地球の温暖化を防ぐ! 木から生まれる再生可能エネルギー
バイオマスが注目されるのはなぜ?
地球温暖化防止のカギは、「バイオマス」だと言われています。バイオマスとは、動植物から生まれた再生可能な有機性資源のことです。代表的なものに、家畜の排泄物や生ゴミ、木くず、もみがらなどがあります。
日本では、土地が狭いながらも山岳地帯が多く森林資源が豊富なため、木材由来の「木質バイオマス」の有効利用に注目が集まっています。
木質バイオマスの利点
樹木には、そもそも大気中のCO₂が植物の光合成によって閉じ込められているので、燃やしてCO₂が発生しても実質的には大気中のCO₂を増加させることになりません。たとえ切り出して置いていても、使わない間はCO₂を貯蔵しておけます。また、建材や家具などの材料としてそのまま使えるため、鉄やコンクリート、石油由来の材料と比較すると製造時に使うエネルギーが少なくて済みます。さらに、木は燃やしてエネルギーを得ることもでき、石油や石炭といった化石燃料の消費節約にもつながります。

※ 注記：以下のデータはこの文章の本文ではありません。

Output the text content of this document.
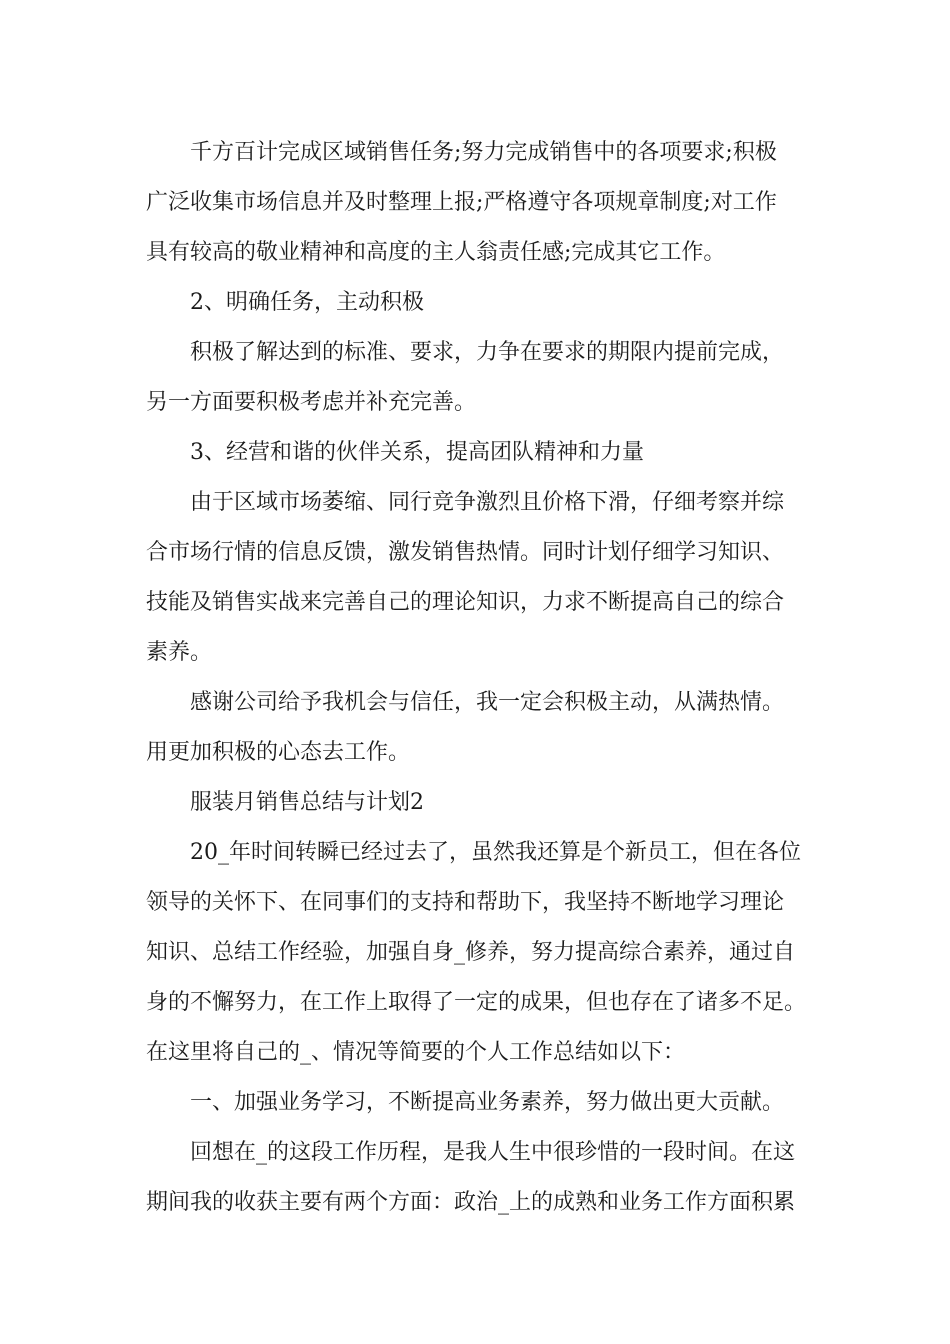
千方百计完成区域销售任务;努力完成销售中的各项要求;积极
广泛收集市场信息并及时整理上报;严格遵守各项规章制度;对工作
具有较高的敬业精神和高度的主人翁责任感;完成其它工作。

2、明确任务，主动积极

积极了解达到的标准、要求，力争在要求的期限内提前完成，
另一方面要积极考虑并补充完善。

3、经营和谐的伙伴关系，提高团队精神和力量

由于区域市场萎缩、同行竞争激烈且价格下滑，仔细考察并综
合市场行情的信息反馈，激发销售热情。同时计划仔细学习知识、
技能及销售实战来完善自己的理论知识，力求不断提高自己的综合
素养。

感谢公司给予我机会与信任，我一定会积极主动，从满热情。
用更加积极的心态去工作。

服装月销售总结与计划2

20_年时间转瞬已经过去了，虽然我还算是个新员工，但在各位
领导的关怀下、在同事们的支持和帮助下，我坚持不断地学习理论
知识、总结工作经验，加强自身_修养，努力提高综合素养，通过自
身的不懈努力，在工作上取得了一定的成果，但也存在了诸多不足。
在这里将自己的_、情况等简要的个人工作总结如以下：

一、加强业务学习，不断提高业务素养，努力做出更大贡献。

回想在_的这段工作历程，是我人生中很珍惜的一段时间。在这
期间我的收获主要有两个方面：政治_上的成熟和业务工作方面积累
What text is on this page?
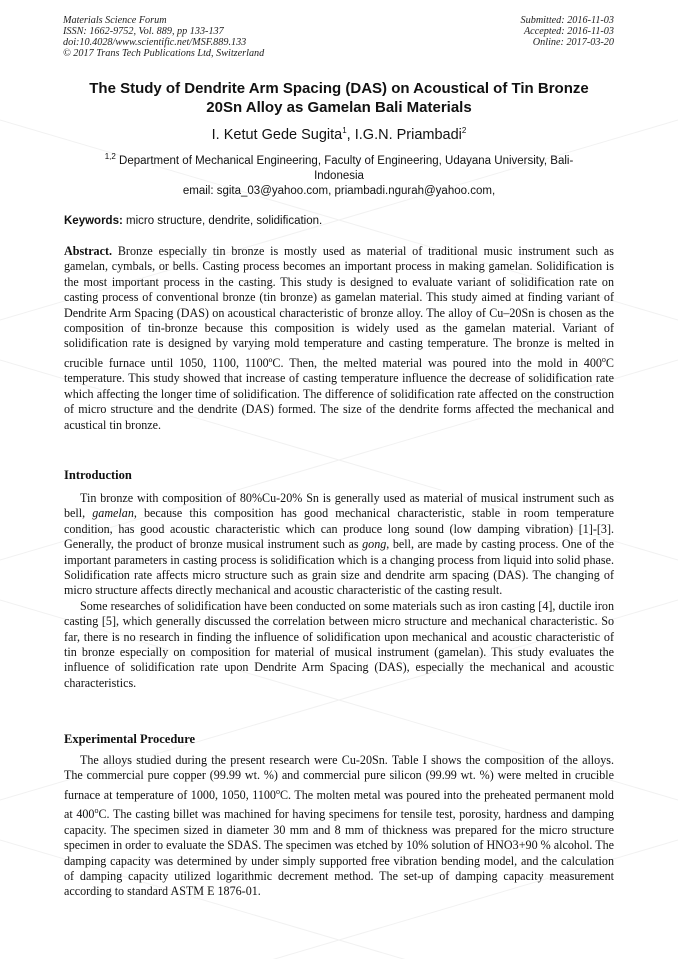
Materials Science Forum
ISSN: 1662-9752, Vol. 889, pp 133-137
doi:10.4028/www.scientific.net/MSF.889.133
© 2017 Trans Tech Publications Ltd, Switzerland
Submitted: 2016-11-03
Accepted: 2016-11-03
Online: 2017-03-20
The Study of Dendrite Arm Spacing (DAS) on Acoustical of Tin Bronze
20Sn Alloy as Gamelan Bali Materials
I. Ketut Gede Sugita$^1$, I.G.N. Priambadi$^2$
$^{1,2}$ Department of Mechanical Engineering, Faculty of Engineering, Udayana University, Bali-Indonesia
email: sgita_03@yahoo.com, priambadi.ngurah@yahoo.com,
Keywords: micro structure, dendrite, solidification.

Abstract. Bronze especially tin bronze is mostly used as material of traditional music instrument such as gamelan, cymbals, or bells. Casting process becomes an important process in making gamelan. Solidification is the most important process in the casting. This study is designed to evaluate variant of solidification rate on casting process of conventional bronze (tin bronze) as gamelan material. This study aimed at finding variant of Dendrite Arm Spacing (DAS) on acoustical characteristic of bronze alloy. The alloy of Cu–20Sn is chosen as the composition of tin-bronze because this composition is widely used as the gamelan material. Variant of solidification rate is designed by varying mold temperature and casting temperature. The bronze is melted in crucible furnace until 1050, 1100, 1100ºC. Then, the melted material was poured into the mold in 400$^o$C temperature. This study showed that increase of casting temperature influence the decrease of solidification rate which affecting the longer time of solidification. The difference of solidification rate affected on the construction of micro structure and the dendrite (DAS) formed. The size of the dendrite forms affected the mechanical and acustical tin bronze.

Introduction

Tin bronze with composition of 80%Cu-20% Sn is generally used as material of musical instrument such as bell, gamelan, because this composition has good mechanical characteristic, stable in room temperature condition, has good acoustic characteristic which can produce long sound (low damping vibration) [1]-[3]. Generally, the product of bronze musical instrument such as gong, bell, are made by casting process. One of the important parameters in casting process is solidification which is a changing process from liquid into solid phase. Solidification rate affects micro structure such as grain size and dendrite arm spacing (DAS). The changing of micro structure affects directly mechanical and acoustic characteristic of the casting result.

Some researches of solidification have been conducted on some materials such as iron casting [4], ductile iron casting [5], which generally discussed the correlation between micro structure and mechanical characteristic. So far, there is no research in finding the influence of solidification upon mechanical and acoustic characteristic of tin bronze especially on composition for material of musical instrument (gamelan). This study evaluates the influence of solidification rate upon Dendrite Arm Spacing (DAS), especially the mechanical and acoustic characteristics.

Experimental Procedure

The alloys studied during the present research were Cu-20Sn. Table I shows the composition of the alloys. The commercial pure copper (99.99 wt. %) and commercial pure silicon (99.99 wt. %) were melted in crucible furnace at temperature of 1000, 1050, 1100$^o$C. The molten metal was poured into the preheated permanent mold at 400$^o$C. The casting billet was machined for having specimens for tensile test, porosity, hardness and damping capacity. The specimen sized in diameter 30 mm and 8 mm of thickness was prepared for the micro structure specimen in order to evaluate the SDAS. The specimen was etched by 10% solution of HNO3+90 % alcohol. The damping capacity was determined by under simply supported free vibration bending model, and the calculation of damping capacity utilized logarithmic decrement method. The set-up of damping capacity measurement according to standard ASTM E 1876-01.
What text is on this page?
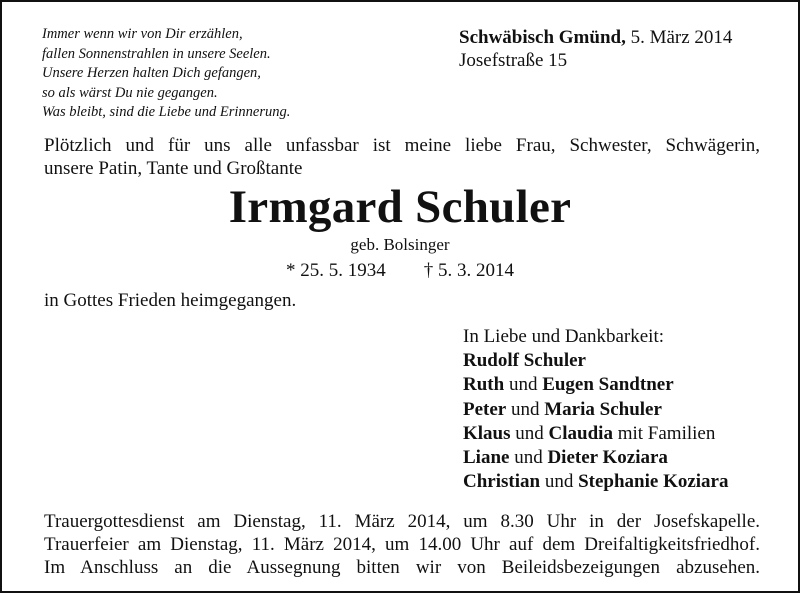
Immer wenn wir von Dir erzählen,
fallen Sonnenstrahlen in unsere Seelen.
Unsere Herzen halten Dich gefangen,
so als wärst Du nie gegangen.
Was bleibt, sind die Liebe und Erinnerung.
Schwäbisch Gmünd, 5. März 2014
Josefstraße 15
Plötzlich und für uns alle unfassbar ist meine liebe Frau, Schwester, Schwägerin,
unsere Patin, Tante und Großtante
Irmgard Schuler
geb. Bolsinger
* 25. 5. 1934 † 5. 3. 2014
in Gottes Frieden heimgegangen.
In Liebe und Dankbarkeit:
Rudolf Schuler
Ruth und Eugen Sandtner
Peter und Maria Schuler
Klaus und Claudia mit Familien
Liane und Dieter Koziara
Christian und Stephanie Koziara
Trauergottesdienst am Dienstag, 11. März 2014, um 8.30 Uhr in der Josefskapelle.
Trauerfeier am Dienstag, 11. März 2014, um 14.00 Uhr auf dem Dreifaltigkeitsfriedhof.
Im Anschluss an die Aussegnung bitten wir von Beileidsbezeigungen abzusehen.
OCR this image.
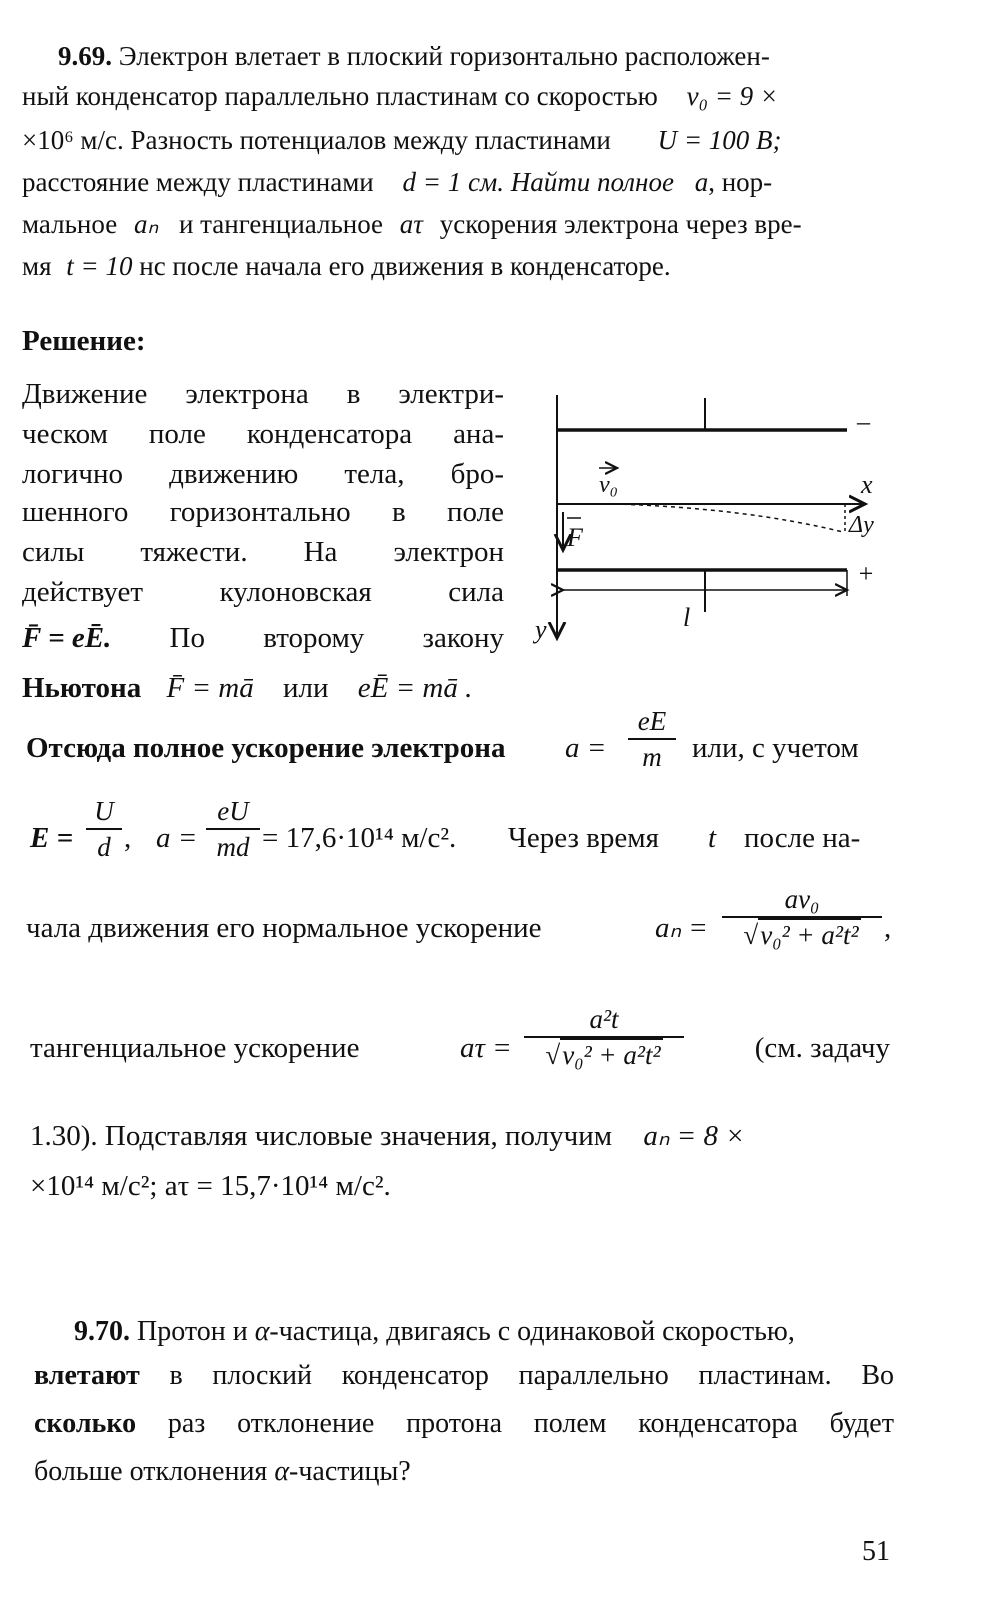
9.69. Электрон влетает в плоский горизонтально расположен-
ный конденсатор параллельно пластинам со скоростью v₀ = 9 ×
×10⁶ м/с. Разность потенциалов между пластинами U = 100 В;
расстояние между пластинами d = 1 см. Найти полное a, нор-
мальное aₙ и тангенциальное aτ ускорения электрона через вре-
мя t = 10 нс после начала его движения в конденсаторе.
Решение:
Движение электрона в электри-
ческом поле конденсатора ана-
логично движению тела, бро-
шенного горизонтально в поле
силы тяжести. На электрон
действует	кулоновская	сила
F̄ = eĒ. По второму закону
Ньютона F̄ = mā или eĒ = mā .
–
x
v₀
Δy
F
+
l
y
Отсюда полное ускорение электрона a =
eE
m	или, с учетом
E =
U
d , a =
eU
md = 17,6·10¹⁴ м/с². Через время t после на-
чала движения его нормальное ускорение	aₙ =
av₀
√v₀² + a²t² ,
тангенциальное ускорение	aτ =
a²t
√v₀² + a²t²	(см. задачу
1.30). Подставляя числовые значения, получим aₙ = 8 ×
×10¹⁴ м/с²; aτ = 15,7·10¹⁴ м/с².
9.70. Протон и α-частица, двигаясь с одинаковой скоростью,
влетают в плоский конденсатор параллельно пластинам. Во
сколько раз отклонение протона полем конденсатора будет
больше отклонения α-частицы?
51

つまり森林を上手に管理すれば、人と自然の共生が可能になるのです。日本が環境先進国になるためには、森を育て、材料として使い、加工のときに出るおがくずや低質な間伐材など材料として使えないものは燃やしてエネルギーを得るといった、うまく循環する社会の仕組みが求められます。
バイオエタノールを効率よくつくる有望株
木質バイオマスで、「バイオエタノール」のような燃料を製造する研究も行われています。海外ではサトウキビやトウモロコシなど、農産物を使ってバイオエタノールが製造されていますが、食料との競合や、作物そのものをつくるとき、エタノールに変換するときに化石資源が必要なので、石油の効率を大きく上回るエネルギー源にはならないようです。
バイオエタノールが石油に代わる燃料となるためにも、木質バイオマスの活用は有効だと考えられます。例えば使い道のなかった樹皮からバイオエタノールをつくる研究が進んでいます。これは安定的に低価格で入手できる未利用資源として期待されているのです。